Daniel R. Anderson, MD, Associate professor, Department of Internal Medicine- Cardiology

 Approved Budget (10-1-23 to 6-30-24): $20,000

 Abstract: Cardiovascular disease (CVD) is the leading cause of death worldwide. Recently, it has been demonstrated that ethanol consumption is an independent risk factor for the development of many forms of CVD. Unfortunately, the mechanisms by which ethanol causes CVD are not well understood. Our work will determine the electrophysiologic, biochemical, and molecular mechanisms by which EtOH and its metabolic by-products, acetaldehyde and malondialdehyde, affect cardiomyocytes. We hypothesize that ethanol and its oxidative metabolites disrupt the normal function and electrophysiology of cardiomyocytes, predisposing individuals to cardiovascular disease. To test this hypothesis, we propose two aims: Aim 1. Determine the effects of ethanol and its metabolites on the activity of cardiomyocytes. Aim 2. Determine the mechanisms by which by-products of ethanol metabolism alter cardiomyocyte function. Using human inducible pluripotent stem cells differentiated into beating cardiomyocytes, we will determine the effects of treatment with ethanol, acetaldehyde, and malondialdehyde on cardiomyocytes.
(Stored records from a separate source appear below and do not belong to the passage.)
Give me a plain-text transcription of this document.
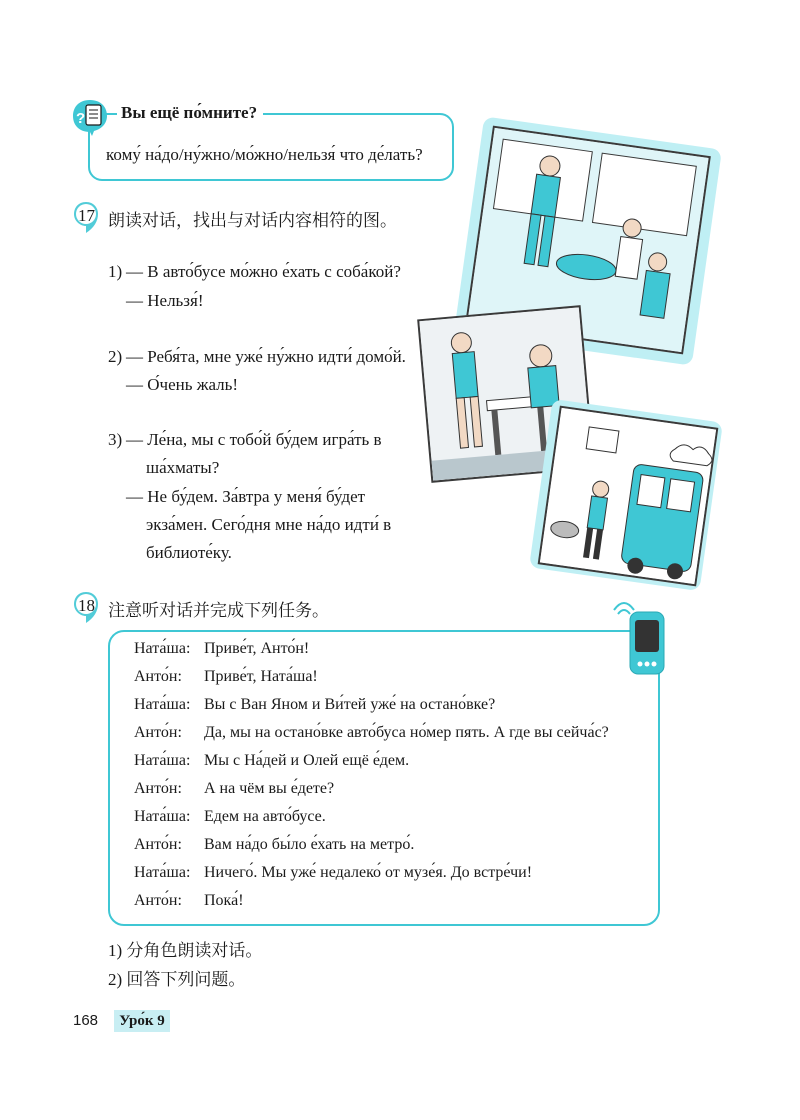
? Вы ещё по́мните?
кому́ на́до/ну́жно/мо́жно/нельзя́ что де́лать?
17 朗读对话，找出与对话内容相符的图。
1) — В авто́бусе мо́жно е́хать с соба́кой?
— Нельзя́!
2) — Ребя́та, мне уже́ ну́жно идти́ домо́й.
— О́чень жаль!
3) — Ле́на, мы с тобо́й бу́дем игра́ть в
ша́хматы?
— Не бу́дем. За́втра у меня́ бу́дет
экза́мен. Сего́дня мне на́до идти́ в
библиоте́ку.
18 注意听对话并完成下列任务。
Ната́ша: Приве́т, Анто́н!
Анто́н: Приве́т, Ната́ша!
Ната́ша: Вы с Ван Яном и Ви́тей уже́ на остано́вке?
Анто́н: Да, мы на остано́вке авто́буса но́мер пять. А где вы сейча́с?
Ната́ша: Мы с На́дей и Олей ещё е́дем.
Анто́н: А на чём вы е́дете?
Ната́ша: Едем на авто́бусе.
Анто́н: Вам на́до бы́ло е́хать на метро́.
Ната́ша: Ничего́. Мы уже́ недалеко́ от музе́я. До встре́чи!
Анто́н: Пока́!
1) 分角色朗读对话。
2) 回答下列问题。
168	Уро́к 9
Amar B. Singh, PhD, Professor, Department of Biochemistry and Molecular Biology

 Approved Budget (10-1-23 to 6-30-24): $20,000

Abstract: Alcoholic Pancreatitis (AP) is a potentially fatal inflammation of the pancreas; however, molecular understanding of its pathobiology is poor, which has a strong bearing on the clinical management. Dysregulated barrier function promotes inflammation. Tight junctions (TJs) help regulate the barrier function. The claudin family of proteins constitutes TJs where expression of claudin-2 increases during intestinal inflammation. Remarkably, claudin-2 is mutated in patients with AP and associates with an increased risk of AP. However, role of claudin-2 in AP is not known. In preliminary studies using mouse model of AP, we found significant upregulation in claudin-2 expression. This increase matched with simultaneous increases in expression of phospho-NFkB and phospho-Stat3. Based on these findings and the known association of claudin-2 with inflammation, we propose a causal role for claudin-2 in promoting AP, which will be tested in current proposal. We anticipate the outcome from proposed studies to be novel and clinically relevant.